Na sequência, o desembargador Jayme Weingartner Neto divergiu do relator e votou pela manutenção da decisão inicial, do juiz de Santa Maria, alegando ter "convicção" de que o caso deve ser levado ao escrutínio popular.
O voto de Minerva foi do presidente da 1ª Câmara, Sylvio Baptista Neto. De forma sucinta, ele concluiu que há indícios tanto de "culpa consciente" quanto de "dolo eventual" e que, por isso mesmo, caberá ao júri definir.
O resultado foi comemorado pelos familiares das vítimas com abraços e apertos de mão misturados a choro e indignação.
– Foram quatro anos de sofrimento. Hoje foi o primeiro passo para a vitória. Agora é continuar a luta – destacou Flávio Silva, vice-presidente da associação.
Ao deixar o local, Jader Marques disse que vai conversar com Kiko para avaliar se irá recorrer.

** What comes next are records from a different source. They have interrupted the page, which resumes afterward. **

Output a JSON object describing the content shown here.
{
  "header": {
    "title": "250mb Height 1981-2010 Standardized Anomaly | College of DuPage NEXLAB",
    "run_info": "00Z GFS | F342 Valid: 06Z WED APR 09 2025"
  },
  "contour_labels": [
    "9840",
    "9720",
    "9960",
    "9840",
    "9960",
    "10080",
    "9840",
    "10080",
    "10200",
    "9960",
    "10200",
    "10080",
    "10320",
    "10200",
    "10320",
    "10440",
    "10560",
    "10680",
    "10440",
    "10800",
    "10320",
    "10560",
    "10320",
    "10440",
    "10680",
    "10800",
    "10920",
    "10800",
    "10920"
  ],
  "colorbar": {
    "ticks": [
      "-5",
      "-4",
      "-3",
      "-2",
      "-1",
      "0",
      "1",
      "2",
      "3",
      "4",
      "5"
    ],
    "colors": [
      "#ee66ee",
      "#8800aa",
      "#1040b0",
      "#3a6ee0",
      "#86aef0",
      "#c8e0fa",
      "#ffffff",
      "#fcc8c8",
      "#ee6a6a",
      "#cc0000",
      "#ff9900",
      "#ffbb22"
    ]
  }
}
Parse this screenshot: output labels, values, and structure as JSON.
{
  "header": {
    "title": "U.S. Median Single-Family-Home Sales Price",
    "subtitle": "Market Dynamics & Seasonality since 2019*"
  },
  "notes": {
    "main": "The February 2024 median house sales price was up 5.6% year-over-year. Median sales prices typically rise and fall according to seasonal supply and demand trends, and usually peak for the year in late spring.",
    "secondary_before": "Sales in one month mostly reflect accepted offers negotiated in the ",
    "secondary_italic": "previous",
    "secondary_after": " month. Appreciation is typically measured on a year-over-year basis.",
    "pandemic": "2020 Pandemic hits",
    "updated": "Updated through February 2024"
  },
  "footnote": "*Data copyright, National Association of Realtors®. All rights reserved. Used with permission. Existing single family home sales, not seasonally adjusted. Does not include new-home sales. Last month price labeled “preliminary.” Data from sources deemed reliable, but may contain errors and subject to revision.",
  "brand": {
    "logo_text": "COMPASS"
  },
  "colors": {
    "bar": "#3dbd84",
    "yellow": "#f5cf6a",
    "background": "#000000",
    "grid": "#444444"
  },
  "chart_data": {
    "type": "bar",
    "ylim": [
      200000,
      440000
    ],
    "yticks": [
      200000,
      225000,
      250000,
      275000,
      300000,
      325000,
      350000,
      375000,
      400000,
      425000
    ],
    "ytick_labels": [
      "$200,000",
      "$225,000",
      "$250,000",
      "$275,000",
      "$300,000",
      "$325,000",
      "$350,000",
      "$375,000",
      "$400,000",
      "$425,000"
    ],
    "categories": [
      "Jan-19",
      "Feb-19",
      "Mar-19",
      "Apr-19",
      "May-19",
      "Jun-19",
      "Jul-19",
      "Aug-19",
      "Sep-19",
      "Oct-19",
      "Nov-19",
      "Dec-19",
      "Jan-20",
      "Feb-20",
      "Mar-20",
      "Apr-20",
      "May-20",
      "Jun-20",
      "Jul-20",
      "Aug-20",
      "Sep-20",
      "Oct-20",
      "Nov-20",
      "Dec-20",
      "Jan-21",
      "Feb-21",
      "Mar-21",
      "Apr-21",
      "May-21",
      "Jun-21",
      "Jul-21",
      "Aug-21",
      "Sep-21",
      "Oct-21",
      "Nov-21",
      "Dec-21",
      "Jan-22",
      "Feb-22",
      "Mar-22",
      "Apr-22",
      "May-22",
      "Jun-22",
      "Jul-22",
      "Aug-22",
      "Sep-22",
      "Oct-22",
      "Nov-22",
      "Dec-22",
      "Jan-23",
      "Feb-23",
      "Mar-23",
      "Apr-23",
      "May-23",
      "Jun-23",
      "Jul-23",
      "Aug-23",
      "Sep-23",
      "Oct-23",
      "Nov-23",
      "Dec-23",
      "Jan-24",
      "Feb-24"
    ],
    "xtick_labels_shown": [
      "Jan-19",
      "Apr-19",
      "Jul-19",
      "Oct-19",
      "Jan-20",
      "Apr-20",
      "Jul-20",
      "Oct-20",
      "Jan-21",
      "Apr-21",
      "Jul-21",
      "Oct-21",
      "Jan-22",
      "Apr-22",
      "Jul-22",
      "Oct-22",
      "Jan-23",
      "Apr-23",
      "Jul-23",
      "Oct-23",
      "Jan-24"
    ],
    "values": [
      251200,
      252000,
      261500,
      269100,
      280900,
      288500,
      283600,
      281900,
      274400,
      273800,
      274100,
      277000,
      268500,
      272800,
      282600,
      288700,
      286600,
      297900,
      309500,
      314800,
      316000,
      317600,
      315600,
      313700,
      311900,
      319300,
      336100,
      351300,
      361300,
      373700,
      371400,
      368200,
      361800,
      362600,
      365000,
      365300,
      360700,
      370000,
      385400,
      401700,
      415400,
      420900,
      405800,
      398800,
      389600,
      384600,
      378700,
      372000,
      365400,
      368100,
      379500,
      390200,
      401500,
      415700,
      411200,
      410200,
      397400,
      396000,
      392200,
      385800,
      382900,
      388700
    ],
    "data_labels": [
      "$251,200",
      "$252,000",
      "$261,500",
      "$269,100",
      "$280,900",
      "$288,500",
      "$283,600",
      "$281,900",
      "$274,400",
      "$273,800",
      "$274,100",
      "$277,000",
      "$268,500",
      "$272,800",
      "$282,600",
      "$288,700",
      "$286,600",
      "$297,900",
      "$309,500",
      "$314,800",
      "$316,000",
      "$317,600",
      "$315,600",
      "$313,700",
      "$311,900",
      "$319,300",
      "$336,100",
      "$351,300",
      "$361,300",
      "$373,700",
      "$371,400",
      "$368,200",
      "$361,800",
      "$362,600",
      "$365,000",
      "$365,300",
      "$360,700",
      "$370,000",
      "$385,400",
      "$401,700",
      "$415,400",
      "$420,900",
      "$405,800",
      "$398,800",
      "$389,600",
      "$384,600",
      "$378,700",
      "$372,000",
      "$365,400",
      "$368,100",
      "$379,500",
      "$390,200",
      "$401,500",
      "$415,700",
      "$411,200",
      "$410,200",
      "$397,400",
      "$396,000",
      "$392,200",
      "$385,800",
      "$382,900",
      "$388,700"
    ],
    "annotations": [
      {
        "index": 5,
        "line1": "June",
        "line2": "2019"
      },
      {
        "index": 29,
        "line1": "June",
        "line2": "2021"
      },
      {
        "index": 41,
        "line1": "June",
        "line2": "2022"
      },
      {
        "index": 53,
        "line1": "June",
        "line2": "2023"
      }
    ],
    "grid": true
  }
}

Já Cipriani adiantou que, assim que a decisão for publicada, entrará com recurso no próprio TJ e no Superior Tribunal de Justiça.
– Houve divergência nos votos, o que, por si só, já abre espaço para questionamentos – resumiu Cipriani.
O que mudou
Embora a maioria dos desembargadores tenha votado para que o julgamento dos quatro réus ocorra no Tribunal do Júri, eles optaram por retirar as chamadas qualificadoras. Inicialmente, os quatro eram acusados de homicídio duplamente qualificado (242 vezes consumado e 636 vezes tentado), por motivo torpe (ganância) e meio cruel (fogo e asfixia). Com a mudança, passam a ser acusados de homicídio simples. Na prática, isso significa atenuação da pena dos réus, caso eles sejam condenados. Inicialmente, a pena seria entre 12 e 30 anos. Agora, pode ficar entre seis e 20 anos. O Ministério Público estuda recorrer.
O que acontece agora
- Nos próximos dias será publicado o acórdão, que é a decisão dos desembargadores.
- A partir daí, os advogados de defesa terão prazo de 10 dias para entrar com embargos infringentes, um tipo de recurso que permite questionar divergências na decisão.
- Caso se confirmar, o embargo será analisado por um grupo formado por desembargadores integrantes da 1ª e da 2ª Câmara Criminal do TJ. Não há prazo para entrar em pauta.
- Ao mesmo tempo, abre-se também prazo de 15 dias para outros tipos de recursos, tanto junto ao Superior Tribunal de Justiça (recurso especial) quanto ao Supremo Tribunal Federal (recurso extraordinário).
- É necessário que esses recursos sejam admitidos, primeiro, pela 2ª Vice-Presidência do TJ. Isso vale tanto para as defesas quanto para o Ministério Público.
- É difícil prever quanto tempo levará para ocorrer o júri, porque tudo vai depender do tempo de análise dos recursos e dos resultados. Pode levar anos.